When you look at the woodwork and the joinery, with every one of the 2,700 brass rivets lined up to perfection, it takes your breath away. Being in the restoration business, my mind reels at the workmanship and talent. Every time I’ve seen the car, there’s been a crowd around it. After twelve years it still looks great. To give Dale Adams his due, I’m sure the quality of this body is as good as a Labourdette.
So where is this 1911 Mercedes 37/90 Skiff in the M-B pecking order? It’s a complete, original 90-hp chassis and running gear, all from one car, not a bitsa, with a great provenance and continuous ownership history. The recreated skiff body is done to an extremely high standard. But in the end, what do we have? It’s simple. An original chassis and drivetrain with a custom body, built to a period style and to a very high standard.
Both Pebble Beach and Amelia Island now have classes for rebodied cars, with some coachwork built from period artist drawings that were never built, some from current designs in the “what if” mode, and some, like this one, that replaced a stodgy original body with a more popular period-style one, such as replacing a four-door sedan with a Special Roadster body.

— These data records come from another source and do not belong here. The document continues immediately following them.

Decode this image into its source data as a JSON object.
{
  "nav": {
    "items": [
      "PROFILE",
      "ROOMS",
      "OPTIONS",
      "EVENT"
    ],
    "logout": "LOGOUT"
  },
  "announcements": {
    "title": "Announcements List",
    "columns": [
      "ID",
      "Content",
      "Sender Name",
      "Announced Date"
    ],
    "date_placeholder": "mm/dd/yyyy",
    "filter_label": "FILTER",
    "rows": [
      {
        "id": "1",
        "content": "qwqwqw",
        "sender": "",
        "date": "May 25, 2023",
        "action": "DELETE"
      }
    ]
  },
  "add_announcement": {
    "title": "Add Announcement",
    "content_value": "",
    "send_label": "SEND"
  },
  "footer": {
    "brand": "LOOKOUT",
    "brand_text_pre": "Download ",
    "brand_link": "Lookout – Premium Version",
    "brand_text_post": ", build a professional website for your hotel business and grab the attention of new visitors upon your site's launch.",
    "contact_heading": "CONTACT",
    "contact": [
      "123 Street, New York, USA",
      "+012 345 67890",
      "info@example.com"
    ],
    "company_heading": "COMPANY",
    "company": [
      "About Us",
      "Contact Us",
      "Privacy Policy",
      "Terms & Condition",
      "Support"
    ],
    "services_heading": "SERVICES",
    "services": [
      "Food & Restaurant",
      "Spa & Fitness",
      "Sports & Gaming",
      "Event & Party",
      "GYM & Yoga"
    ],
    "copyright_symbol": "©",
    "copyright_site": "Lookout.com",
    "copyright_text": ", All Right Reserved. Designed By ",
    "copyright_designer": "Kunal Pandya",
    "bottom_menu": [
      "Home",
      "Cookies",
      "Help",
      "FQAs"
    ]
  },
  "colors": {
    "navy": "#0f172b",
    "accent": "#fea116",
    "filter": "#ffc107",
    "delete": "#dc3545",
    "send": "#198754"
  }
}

As an aside, even if this skiff body had been original, chances are that by now, in the restoration of a 95-year-old wooden skiff body, you’d likely be replacing most, if not all, of the wood. And that’s even taking into account how things in the restoration business have changed greatly in the past ten years. While it would be cheaper and easier to create a new body, we now strive to retain as much of the original as possible, usually at great cost. Most collectors agree that originality equates to history, and we shouldn’t change that.
Creating a new body to put on an old car is a tough call, particularly for an enthusiast who has the money and desire to restore one of these great marques. How many Alfa Monzas have been created at the expense of Castagna Dropheads? Do I want the stodgy four-door sedan, or the skiff body, or Special Roadster? Which would you rather be seen in?
By one measurement, the bottom line is value. What’s the final product worth, and what will it cost to get there? Fortunately, there are a number of comps to look at. A 1938 Mercedes-Benz 540K Special Roadster in fully restored condition is worth over $5,000,000. It costs $750,000-$1,000,000 to restore one, depending on condition.
So as a percentage of its value, you’re OK restoring an original Special Roadster. To take a 540K sedan and rebody it into a Special Roadster takes way over $1 million, and when you’re done it’s worth around $1 million, and a tough sell at that. That’s one of the problems with the pre-war classic-car market now. You literally cannot afford to restore mundane bodies; it costs the same amount as restoring an original, and you end up with something worth about a fraction of the value of the real thing when you’re done.
Had this been a real Labourdette Skiff, it would be worth over $2 million. I know because I had an interested customer for this car at that number in the late ’90s before the whole legal issue blew up. Assuming the bidders did due diligence and knew what they were buying, I’d say it was well bought at $1,050,000.
If you do the math at a shop rate of $100 per hour, it’s like saving $220,000 on the restoration, and getting the car for free. Not a bad deal in my book for such a beautiful car, assuming the buyer knew exactly what he was bidding on-an original car with a custom-built body.